The new protein guidelines recently revised by the USDA offer great information and helpful tips! The protein foods group includes meat, poultry, seafood, beans and peas, eggs, processed soy products, and nuts and seeds.
The new dietary guidelines have encouraged more fish, recommended nuts and seeds, and really stressed lean protein choices to help counter the overwhelming obesity crisis in this country!
Some of the most helpful tips and information offered in the protein guidelines are:
- Eat a variety of protein per week, including at least 8 oz. of seafood. Choices should be lean, or low-fat to avoid high levels of saturated fat and increased cholesterol levels.
- The recommended protein amount is between 5 and 6 oz equivalents per day. This varies according to age and sex.
- A 1 oz equivalent of meat or fish is 1 oz., 1/4 cup cooked beans, 1 egg, 1T peanut butter, or 1/2 oz of nuts or seeds.
- These protein foods supply protein, B vitamins, Vitamin E, iron, zinc, and magnesium, which are all needed in your body.
- Proteins are the building blocks of your body, bones, muscles, cartilage, skin and blood, enzymes, hormones, and vitamins.
- The B vitamins help the nervous system to function and help form red blood cells and to build tissues.

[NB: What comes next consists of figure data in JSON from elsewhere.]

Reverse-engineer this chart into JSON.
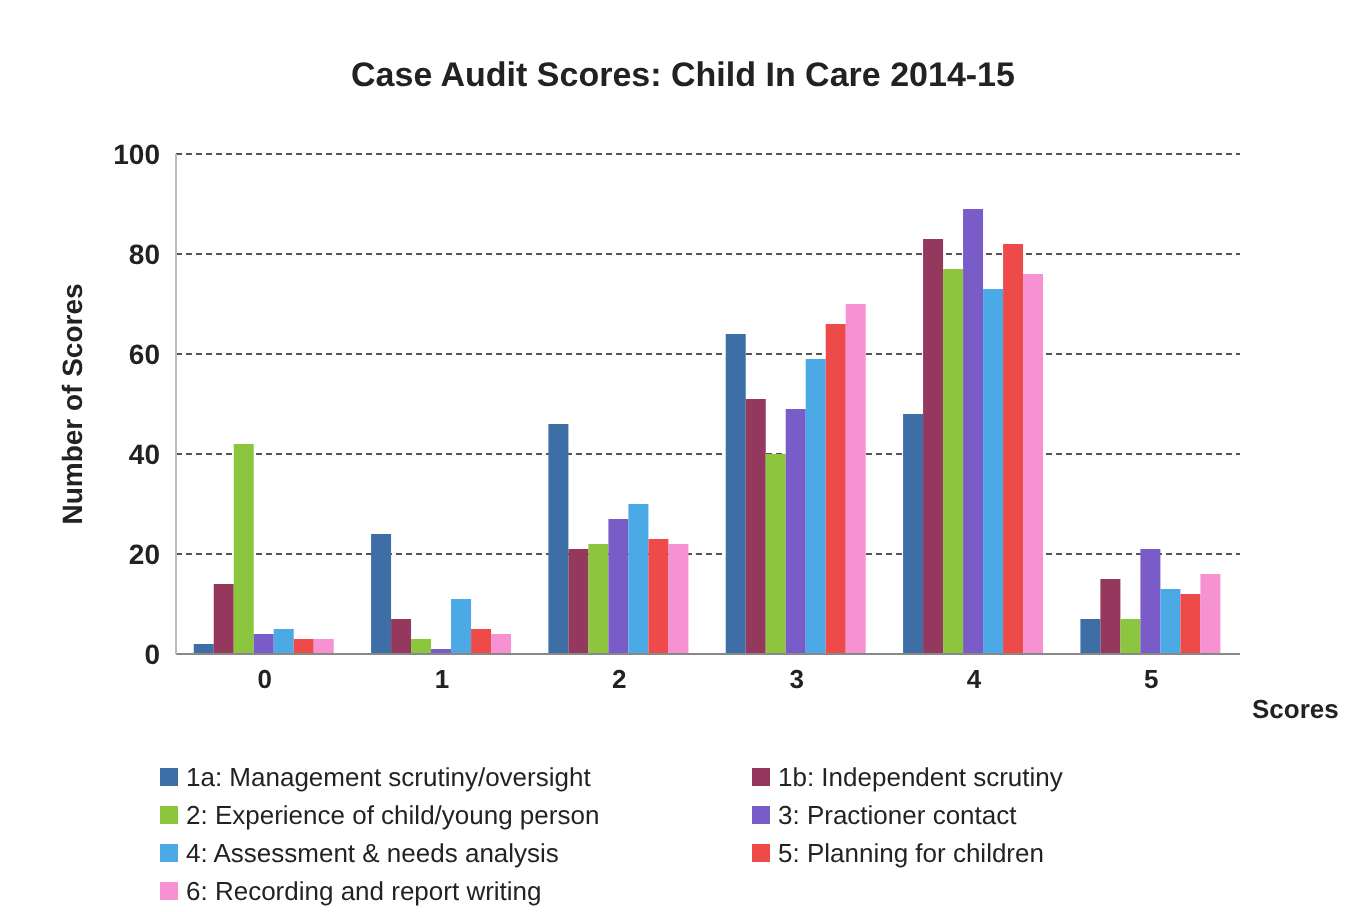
{
  "chart_data": {
    "type": "bar",
    "title": "Case Audit Scores: Child In Care 2014-15",
    "xlabel": "Scores",
    "ylabel": "Number of Scores",
    "categories": [
      "0",
      "1",
      "2",
      "3",
      "4",
      "5"
    ],
    "series": [
      {
        "name": "1a: Management scrutiny/oversight",
        "color": "#3d6fa6",
        "values": [
          2,
          24,
          46,
          64,
          48,
          7
        ]
      },
      {
        "name": "1b: Independent scrutiny",
        "color": "#94385e",
        "values": [
          14,
          7,
          21,
          51,
          83,
          15
        ]
      },
      {
        "name": "2: Experience of child/young person",
        "color": "#8cc63e",
        "values": [
          42,
          3,
          22,
          40,
          77,
          7
        ]
      },
      {
        "name": "3: Practioner contact",
        "color": "#7a5cc9",
        "values": [
          4,
          1,
          27,
          49,
          89,
          21
        ]
      },
      {
        "name": "4: Assessment & needs analysis",
        "color": "#4ba9e6",
        "values": [
          5,
          11,
          30,
          59,
          73,
          13
        ]
      },
      {
        "name": "5: Planning for children",
        "color": "#ee4a4a",
        "values": [
          3,
          5,
          23,
          66,
          82,
          12
        ]
      },
      {
        "name": "6: Recording and report writing",
        "color": "#f792d2",
        "values": [
          3,
          4,
          22,
          70,
          76,
          16
        ]
      }
    ],
    "ylim": [
      0,
      100
    ],
    "yticks": [
      0,
      20,
      40,
      60,
      80,
      100
    ],
    "grid": "y",
    "legend": "bottom"
  }
}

- Fish contain the omega 3 fatty acids EPA and DHA which can help reduce heart disease.
- Peanuts, walnuts, almonds, and pistachios aid in a healthy diet. Eat smaller portions of them, because they are caloric but they may be included as part of a healthy diet.
The protein guidelines recommend these tips when purchasing and preparing your protein choices:
Choose unsalted nuts and add them to pasta sauces, veggies, to top a stir-fry, on ice cream or salads.
- Choose the leanest beef choices which are round steaks and roasts, top loin, top sirloin, and chuck shoulder and arm roasts.
- Choose the leanest pork choices which are pork loin, tenderloin, center loin and ham.
- Choose the leanest ground beef, at least "90%" lean.
- Choose boneless, skinless chicken, and turkey breasts as they are the leanest.
- Choose lean luncheon meats.
- Trim all fat from meat before it is cooked.
- Broiling, grilling, roasting, poaching or boiling are preferred rather than frying.
- Drain all fat and avoid breading, high fat sauces and gravies that are caloric.
- Prepare beans and peas without extra fat.
- Eat seafood at least twice a week like salmon, trout, and herring.
- Choose beans, peas or soy as a main dish often like in chilies, stir-fries, soups, salads, burgers, or hummus on pita, Mexican meals, or baked beans.
Processed meats have extra sodium and should be limited.
Avoid meat that contains added salt.
Choose lower fat processed meats or avoid them.
Always separate raw meat from cooked or ready to eat foods.
Make sure to wash and rinse all cutting boards and knives before you use them on another product.
Store meats on the bottom shelves in the refrigerator in case they drip.
Cook meat all the way through to the proper temp.
Refrigerate meat quickly and defrost with care. Freeze leftovers quickly.
Defrost in the refrigerator, in a cold water bath that you change every thirty minutes, or in the microwave.
Avoid all eggs or meats that are undercooked.
Avoid some fish when you are pregnant or have young kids.
These are most of the healthy diet habits that are recommended in the new protein guidelines. A great lifestyle solution is to purchase less of the processed meats because they are loaded with chemicals.
Also, is it wise to purchase organic meats, whenever possible, to avoid added hormones and antibiotics that are used on factory farms. This is not always possible, but always good to do!